Automotive Restoration for beginners
By Phil Storr

Removing paint and bog:

If the existing paint is sound you may like to leave it on and paint over it after the body repairs are done but usually the car has had a repaint or two in its history and the old paint will be soft or ready to peal off. Any cracking, crazing or crows feet in the surface indicate extensive use of spray putty and/or plastic filler in the past and this must be removed otherwise it will show through the new paint one day. At this stage the motto "the finished job is only as good as the preparation" is very true.

The extreme solution here is to take the car to a paint removal business and have it dipped in paint and rust remover. This is expensive and some people do not like the way all the internal protection materials are removed. This is not a problem if you take extensive precautions to make sure the blind box sections and hidden areas are re-protected before the project is finished.

The cheapest but time consuming answer is to use paint stripper and remove the old paint and bog layer by layer. Follow the instructions on the can and be careful to follow the safety guidelines, using protective clothing and eye protection. Paint stripper works faster the hotter the weather so do this stage is the hottest part of summer, it will cut down the effort required. Most paint stripper materials recommend putting the stripper on, leaving it for ten to thirty minutes and them scrape and scratch the blistered paint off. Repeat the process until all paint and bog is removed. You can make paint stripper more effective by covering it with plastic food wrap or even damp news paper, this stops it drying out before it has done its job.

Another easy way to strip paint is to have the whole vehicle sand or grit blasted. This technique has two problems. The metal is work hardened by the blasting making it more difficult to weld and metal finish, and thin or flat panels can be badly buckled by excessive blasting pressure. I have seen perfectly good bodies written off by over enthusiastic operators. Don't believe a promise "she'll be ok" we'll do it carefully.
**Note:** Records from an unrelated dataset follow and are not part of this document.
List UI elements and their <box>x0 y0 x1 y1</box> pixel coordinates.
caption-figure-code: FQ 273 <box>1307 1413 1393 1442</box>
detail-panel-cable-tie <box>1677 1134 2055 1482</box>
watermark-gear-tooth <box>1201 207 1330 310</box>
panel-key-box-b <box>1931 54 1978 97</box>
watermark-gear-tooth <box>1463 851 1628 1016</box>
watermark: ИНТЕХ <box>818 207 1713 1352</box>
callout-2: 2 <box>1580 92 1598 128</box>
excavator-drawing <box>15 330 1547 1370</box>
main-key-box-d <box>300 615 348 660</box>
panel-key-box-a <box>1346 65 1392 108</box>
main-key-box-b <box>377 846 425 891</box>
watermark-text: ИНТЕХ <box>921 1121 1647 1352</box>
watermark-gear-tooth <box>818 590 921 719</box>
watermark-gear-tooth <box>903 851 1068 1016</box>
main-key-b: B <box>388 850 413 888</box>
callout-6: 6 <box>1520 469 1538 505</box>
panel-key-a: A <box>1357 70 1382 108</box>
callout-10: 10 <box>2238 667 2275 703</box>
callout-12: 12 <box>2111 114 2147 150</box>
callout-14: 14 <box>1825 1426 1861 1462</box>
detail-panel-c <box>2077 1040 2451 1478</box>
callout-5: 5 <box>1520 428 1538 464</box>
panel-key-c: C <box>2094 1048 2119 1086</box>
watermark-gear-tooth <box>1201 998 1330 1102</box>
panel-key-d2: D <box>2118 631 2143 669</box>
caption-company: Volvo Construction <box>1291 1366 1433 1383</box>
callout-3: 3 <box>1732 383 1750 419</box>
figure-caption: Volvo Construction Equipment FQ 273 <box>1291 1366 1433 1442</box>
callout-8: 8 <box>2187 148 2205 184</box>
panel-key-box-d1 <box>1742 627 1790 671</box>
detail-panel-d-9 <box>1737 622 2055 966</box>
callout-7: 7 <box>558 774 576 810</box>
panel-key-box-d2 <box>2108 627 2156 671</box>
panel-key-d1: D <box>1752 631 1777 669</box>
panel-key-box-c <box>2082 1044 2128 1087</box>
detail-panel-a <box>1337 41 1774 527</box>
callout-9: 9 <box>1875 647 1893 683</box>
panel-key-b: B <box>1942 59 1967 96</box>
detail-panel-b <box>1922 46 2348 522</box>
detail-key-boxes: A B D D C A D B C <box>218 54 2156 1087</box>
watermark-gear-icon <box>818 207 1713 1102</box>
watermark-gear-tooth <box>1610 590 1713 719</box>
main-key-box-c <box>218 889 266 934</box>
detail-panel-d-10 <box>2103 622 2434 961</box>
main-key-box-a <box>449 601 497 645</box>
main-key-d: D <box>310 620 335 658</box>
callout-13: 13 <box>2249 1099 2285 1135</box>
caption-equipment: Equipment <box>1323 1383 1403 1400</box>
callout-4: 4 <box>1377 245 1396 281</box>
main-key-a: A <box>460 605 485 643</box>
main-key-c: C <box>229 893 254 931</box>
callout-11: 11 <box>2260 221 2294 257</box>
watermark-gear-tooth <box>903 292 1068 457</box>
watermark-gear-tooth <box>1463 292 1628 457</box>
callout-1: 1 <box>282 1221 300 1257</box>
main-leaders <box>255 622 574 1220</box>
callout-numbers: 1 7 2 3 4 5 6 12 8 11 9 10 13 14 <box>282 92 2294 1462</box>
Many panel shops take the quickest way out and grind the paint off with abrasive disks. This usually removes some metal and will buckle panels by heating the metal if the grinder is held in the same spot for too long. Although this looks a cheap way to remove paint the abrasive disks can add up to a significant cost.

My own technique is use a combination of the first two or three techniques. I have the removable panels dipped in paint and rust remover and strip the rest of the body with paint stripper. If the floor and other unseen areas are rusty, I may have them sand blasted or do it myself with a small portable sand blaster.